Pada dasarnya, Islam tidak melarang seseorang untuk menikmati rezeki yang diperolehnya secara halal. Tetapi saat kekayaan itu dijadikan ajang pamer, ajang gengsi, atau sarana untuk merendahkan orang lain, maka perilaku tersebut bertentangan dengan nilai-nilai dasar keimanan. Sebagaimana disebut:
وَلَا تُصَعِّرْ خَدَّكَ لِلنَّاسِ وَلَا تَمْشِ فِي الْأَرْضِ مَرَحًا ۗ إِنَّ اللَّـهَ لَا يُحِبُّ كُلَّ مُخْتَالٍ فَخُورٍ
“Dan janganlah engkau memalingkan mukamu dari manusia (karena sombong), dan janganlah kamu berjalan di muka bumi dengan angkuh. Sesungguhnya Allah tidak menyukai setiap orang yang sombong lagi membanggakan diri.” (QS. Luqman 31: 18)

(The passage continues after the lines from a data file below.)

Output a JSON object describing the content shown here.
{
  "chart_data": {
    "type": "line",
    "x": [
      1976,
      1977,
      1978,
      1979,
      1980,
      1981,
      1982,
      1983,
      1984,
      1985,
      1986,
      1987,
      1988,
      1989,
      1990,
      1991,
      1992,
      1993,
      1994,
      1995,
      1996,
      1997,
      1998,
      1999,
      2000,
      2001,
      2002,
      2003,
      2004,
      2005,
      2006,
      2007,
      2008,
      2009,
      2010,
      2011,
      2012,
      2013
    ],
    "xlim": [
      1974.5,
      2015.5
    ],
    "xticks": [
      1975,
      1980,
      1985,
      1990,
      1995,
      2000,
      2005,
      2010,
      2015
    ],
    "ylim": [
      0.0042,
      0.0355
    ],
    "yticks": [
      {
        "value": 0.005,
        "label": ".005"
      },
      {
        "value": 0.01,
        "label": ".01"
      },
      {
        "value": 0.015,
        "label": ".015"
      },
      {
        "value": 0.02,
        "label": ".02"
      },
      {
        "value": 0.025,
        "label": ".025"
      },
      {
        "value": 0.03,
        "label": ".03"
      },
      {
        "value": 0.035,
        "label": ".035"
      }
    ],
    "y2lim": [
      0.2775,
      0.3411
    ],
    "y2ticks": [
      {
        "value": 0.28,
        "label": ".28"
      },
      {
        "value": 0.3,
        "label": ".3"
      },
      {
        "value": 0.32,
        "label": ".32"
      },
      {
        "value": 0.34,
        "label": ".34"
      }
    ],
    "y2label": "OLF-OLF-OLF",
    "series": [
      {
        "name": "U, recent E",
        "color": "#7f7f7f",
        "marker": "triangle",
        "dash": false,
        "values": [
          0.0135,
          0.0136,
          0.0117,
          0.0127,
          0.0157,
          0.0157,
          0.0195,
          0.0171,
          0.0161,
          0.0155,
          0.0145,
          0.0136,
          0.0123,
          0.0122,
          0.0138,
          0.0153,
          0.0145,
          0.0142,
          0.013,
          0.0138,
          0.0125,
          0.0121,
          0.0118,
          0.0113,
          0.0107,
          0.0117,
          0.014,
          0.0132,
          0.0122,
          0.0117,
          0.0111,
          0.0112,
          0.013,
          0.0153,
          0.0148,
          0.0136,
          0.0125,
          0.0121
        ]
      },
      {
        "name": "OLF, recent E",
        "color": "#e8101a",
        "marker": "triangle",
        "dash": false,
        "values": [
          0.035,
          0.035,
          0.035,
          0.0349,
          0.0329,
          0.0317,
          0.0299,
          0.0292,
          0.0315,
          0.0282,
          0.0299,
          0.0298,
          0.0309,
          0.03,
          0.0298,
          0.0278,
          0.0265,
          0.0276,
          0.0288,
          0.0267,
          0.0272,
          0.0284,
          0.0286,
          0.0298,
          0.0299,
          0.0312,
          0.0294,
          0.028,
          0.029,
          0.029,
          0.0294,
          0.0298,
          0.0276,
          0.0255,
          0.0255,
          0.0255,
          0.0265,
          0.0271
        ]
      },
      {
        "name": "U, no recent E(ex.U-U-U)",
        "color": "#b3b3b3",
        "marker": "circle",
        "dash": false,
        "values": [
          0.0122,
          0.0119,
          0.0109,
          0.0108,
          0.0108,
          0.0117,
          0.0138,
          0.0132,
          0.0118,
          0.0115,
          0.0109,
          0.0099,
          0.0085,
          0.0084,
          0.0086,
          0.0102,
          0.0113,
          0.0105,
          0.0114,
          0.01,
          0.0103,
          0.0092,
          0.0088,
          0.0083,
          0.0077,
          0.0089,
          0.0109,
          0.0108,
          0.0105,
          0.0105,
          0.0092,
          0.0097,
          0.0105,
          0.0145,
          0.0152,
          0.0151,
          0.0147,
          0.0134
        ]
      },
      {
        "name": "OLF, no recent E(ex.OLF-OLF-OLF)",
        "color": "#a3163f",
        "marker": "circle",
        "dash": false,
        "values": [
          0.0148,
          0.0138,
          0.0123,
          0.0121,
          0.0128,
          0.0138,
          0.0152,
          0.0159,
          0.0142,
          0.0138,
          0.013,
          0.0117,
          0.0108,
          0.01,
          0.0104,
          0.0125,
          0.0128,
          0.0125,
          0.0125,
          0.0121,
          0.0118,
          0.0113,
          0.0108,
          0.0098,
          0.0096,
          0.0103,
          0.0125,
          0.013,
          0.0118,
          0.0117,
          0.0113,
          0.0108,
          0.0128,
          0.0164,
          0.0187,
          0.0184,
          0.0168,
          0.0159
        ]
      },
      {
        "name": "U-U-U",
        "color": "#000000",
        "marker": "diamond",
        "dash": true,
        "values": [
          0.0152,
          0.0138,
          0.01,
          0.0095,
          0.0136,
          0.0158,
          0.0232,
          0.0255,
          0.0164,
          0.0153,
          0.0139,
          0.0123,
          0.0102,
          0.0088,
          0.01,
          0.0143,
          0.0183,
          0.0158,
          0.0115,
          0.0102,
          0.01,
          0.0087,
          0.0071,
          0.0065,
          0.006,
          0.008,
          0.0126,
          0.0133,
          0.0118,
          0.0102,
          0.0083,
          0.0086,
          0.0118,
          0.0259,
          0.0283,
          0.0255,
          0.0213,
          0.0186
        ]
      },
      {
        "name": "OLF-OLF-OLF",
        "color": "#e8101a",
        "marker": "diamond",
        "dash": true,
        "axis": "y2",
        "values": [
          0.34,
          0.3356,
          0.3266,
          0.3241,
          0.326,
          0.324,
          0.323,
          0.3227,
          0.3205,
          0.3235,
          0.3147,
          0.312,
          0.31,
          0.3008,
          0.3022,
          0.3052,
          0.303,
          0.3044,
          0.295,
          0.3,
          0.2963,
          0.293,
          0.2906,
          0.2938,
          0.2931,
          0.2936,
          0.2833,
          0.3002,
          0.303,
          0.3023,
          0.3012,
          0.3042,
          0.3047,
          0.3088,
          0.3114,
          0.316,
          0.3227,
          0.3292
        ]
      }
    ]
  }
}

Dalam artikel yang diterbitkan situs Liputan6 disebutkan bahwa flexing identik dengan riya dan kesombongan yang dapat menghapus pahala amalan.
Lebih jauh, media Detik juga mengulas bahwa pamer harta di media sosial termasuk kategori perbuatan sombong yang dilarang dalam Islam.
Menurut ulama, pamer kekayaan bisa menimbulkan tiga bahaya utama: pertama, mengundang iri hati dari orang lain; kedua, meneguhkan ego dan merusak adab rendah hati; dan ketiga, bisa menjadi penghalang pahala jika niatnya bukan untuk ibadah atau kebaikan. Bahkan laman resmi Kemenag menyatakan bahwa memamerkan harta atau amal bisa menghilangkan pahala.
Meski demikian, penting dicatat bahwa memperlihatkan nikmat Allah seperti usaha yang halal, keberhasilan yang benar, atau kemewahan dengan niat yang tepat dan tidak untuk membanggakan diri, bisa diperbolehkan. Kuncinya adalah niat dan cara.
Jika niatnya untuk syukur dan mengingatkan diri bahwa semua dari Allah, dan dilakukan tanpa merendahkan orang lain, maka ia bukan flexing yang tercela menurut syariat.
Dengan demikian, bagi setiap Muslim, kecanggihan platform digital dan kemudahan berbagi hidup bukanlah alasan untuk mengabaikan etika.
Menahan keinginan untuk pamer, mengedepankan rasa syukur, serta tetap rendah hati adalah bagian dari membina keimanan yang matang dan menjaga keindahan akhlak Islam.